$p >2$ is a prime, any facts about congruence relation between the class number of $Q(\sqrt p)$ and $Q(\sqrt{-p})$?

Question

Let $p$ be an odd prime. This is a question about the class number of $Q(\sqrt p)$ and $Q(\sqrt{-p})$,which we denote by $h(p)$ and $h(-p)$ respectively. While doing my research on number theory I came cross an obstacle to smooth which I have to know some relation between $h(p)$ and $h(-p)$. I only know some basic facts about algebraic number theory.

With some efforts, I only find the following paper, which provides some useful results when $p \equiv 3 \pmod 4$. Click here. That paper discussed the relation between $h(p)$ and $h(-p)$ in congruence sense (modular $p$), which is enough for me. However, I didn't find any similar result when $p \equiv 1 \pmod 4$.

I am desperate to know any facts about relation of $h(p)$ and $h(-p)$ when $p \equiv 1 \pmod 4$. Hope some experts could help me, thank you very much!!!

Answer 1

This will be more of a long comment than an actual answer to your question.

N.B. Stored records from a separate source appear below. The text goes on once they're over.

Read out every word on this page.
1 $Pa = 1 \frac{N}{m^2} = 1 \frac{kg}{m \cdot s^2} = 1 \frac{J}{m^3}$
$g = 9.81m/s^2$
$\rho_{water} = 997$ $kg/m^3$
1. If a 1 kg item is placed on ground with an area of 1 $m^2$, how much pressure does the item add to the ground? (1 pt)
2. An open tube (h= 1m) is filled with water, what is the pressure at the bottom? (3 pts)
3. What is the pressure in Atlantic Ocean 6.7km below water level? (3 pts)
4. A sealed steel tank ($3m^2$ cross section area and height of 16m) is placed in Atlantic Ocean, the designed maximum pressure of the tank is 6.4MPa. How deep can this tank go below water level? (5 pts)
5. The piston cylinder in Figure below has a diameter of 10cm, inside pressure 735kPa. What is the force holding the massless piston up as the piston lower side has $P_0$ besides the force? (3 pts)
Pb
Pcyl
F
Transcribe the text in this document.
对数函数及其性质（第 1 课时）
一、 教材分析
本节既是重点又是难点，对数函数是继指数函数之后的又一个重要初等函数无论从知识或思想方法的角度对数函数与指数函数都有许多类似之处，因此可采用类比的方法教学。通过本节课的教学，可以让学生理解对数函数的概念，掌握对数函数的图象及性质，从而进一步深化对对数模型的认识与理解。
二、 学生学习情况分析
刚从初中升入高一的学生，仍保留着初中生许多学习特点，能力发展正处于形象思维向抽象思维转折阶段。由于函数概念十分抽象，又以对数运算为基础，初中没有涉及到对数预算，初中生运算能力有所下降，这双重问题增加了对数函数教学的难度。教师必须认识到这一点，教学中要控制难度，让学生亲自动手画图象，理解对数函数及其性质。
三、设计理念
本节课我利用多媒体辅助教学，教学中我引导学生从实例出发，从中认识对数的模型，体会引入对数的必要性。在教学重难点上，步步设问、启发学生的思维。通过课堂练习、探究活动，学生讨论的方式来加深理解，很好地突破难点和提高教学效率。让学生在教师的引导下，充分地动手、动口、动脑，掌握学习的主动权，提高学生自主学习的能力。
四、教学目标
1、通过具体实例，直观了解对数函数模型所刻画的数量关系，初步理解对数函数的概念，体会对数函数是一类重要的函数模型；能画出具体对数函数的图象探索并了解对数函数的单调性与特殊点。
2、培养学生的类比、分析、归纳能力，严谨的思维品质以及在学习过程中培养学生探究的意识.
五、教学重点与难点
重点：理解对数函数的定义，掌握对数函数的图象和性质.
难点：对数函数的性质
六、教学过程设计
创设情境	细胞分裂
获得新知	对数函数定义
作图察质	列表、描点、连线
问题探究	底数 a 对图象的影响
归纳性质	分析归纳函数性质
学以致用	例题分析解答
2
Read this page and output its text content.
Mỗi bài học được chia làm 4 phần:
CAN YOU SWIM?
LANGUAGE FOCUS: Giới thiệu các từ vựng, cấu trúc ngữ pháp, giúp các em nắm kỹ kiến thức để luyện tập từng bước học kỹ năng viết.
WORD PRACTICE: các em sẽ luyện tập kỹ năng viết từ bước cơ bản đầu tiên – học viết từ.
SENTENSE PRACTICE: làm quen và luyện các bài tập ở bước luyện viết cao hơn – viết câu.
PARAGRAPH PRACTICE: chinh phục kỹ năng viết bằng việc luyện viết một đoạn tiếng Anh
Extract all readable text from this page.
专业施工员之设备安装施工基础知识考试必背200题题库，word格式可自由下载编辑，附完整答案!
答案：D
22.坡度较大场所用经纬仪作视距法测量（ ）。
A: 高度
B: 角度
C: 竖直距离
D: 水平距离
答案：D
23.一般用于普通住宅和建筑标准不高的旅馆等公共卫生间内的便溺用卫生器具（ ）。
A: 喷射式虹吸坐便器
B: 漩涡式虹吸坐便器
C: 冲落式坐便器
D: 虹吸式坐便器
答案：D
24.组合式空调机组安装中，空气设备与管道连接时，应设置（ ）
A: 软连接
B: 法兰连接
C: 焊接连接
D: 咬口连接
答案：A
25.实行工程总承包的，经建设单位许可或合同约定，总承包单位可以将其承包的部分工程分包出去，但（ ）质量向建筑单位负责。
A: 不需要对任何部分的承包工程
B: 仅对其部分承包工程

There are some known results about $h(p)$ and $h(-p)$ modulo powers of two.

From "Class Numbers of Real Quadratic Number Fields" (1974) by Ezra Brown it is known that $h(p)$ is odd for all $p$.

Ezra Brown also has a nice survey "The Power of 2 Dividing the Class-Number of a Binary Quadratic Discriminant" (1972) where he mentions several results on $h(p)$ modulo powers of 2, including the following (when $p\equiv 1\pmod{4}$):

$$4|h(-p)\iff p\equiv 1 \pmod{8}$$

$$ 8|h(-p) \iff p=x^2+y^2 \text{ with } x+y\equiv \pm 1 \pmod {8}\hspace{1cm} \text{(due to Reichardt, 1970)}$$

$$h(-p)\equiv b+(p-1)/2 \pmod{8} \text{ where } p=a^2+b^2 \hspace{1cm} \text{(due to Brown, 1972)}$$

At the time of Brown's survey it didn't seem that there were any result for $h(-p)$ modulo 16. (But recently it was shown by Djordjo Milovic that there are infinitely many $p$ such that $16|h(-p)$.)

From the above result about $h(-p)$ modulo 4 and the fact that $h(p)$ is odd, it follows that (for $p\equiv 1\pmod{4}$) $$h(-p)\equiv h(p)\left(1-(-1)^{\frac{p-1}{4}}\right)\pmod{4}.$$

This relates $h(-p)$ and $h(p)$ by a congruence, but it is not nearly as strong as the congruence you mention in the $p\equiv 3\pmod{4}$ case which you linked; at the heart of that result was Zagier's formula:

(Zagier, 1974)

Let $p$ be a prime such that $p\equiv 3\pmod{4}$ and $h(p)=1$. Let $[b_0;b_1,b_2,\dots,b_n]$ be the negative continued fraction expansion of $\sqrt{p}$. Then $$ h(-p)=\frac{1}{3}\left(\sum_{i=1}^n b_i-3n\right). $$

The reason for $p\equiv 3\pmod{4}$ has to do with the fact that the fundamental unit of $\mathbb{Q}(\sqrt{-p})$ will be of norm 1 ( if $p\equiv 1\pmod{4}$ the the fundamental unit will be of norm -1). One might hope for an analog of Zagier's formula in the case that $p\equiv 1\pmod{4}$, but it doesn't seem that any is known.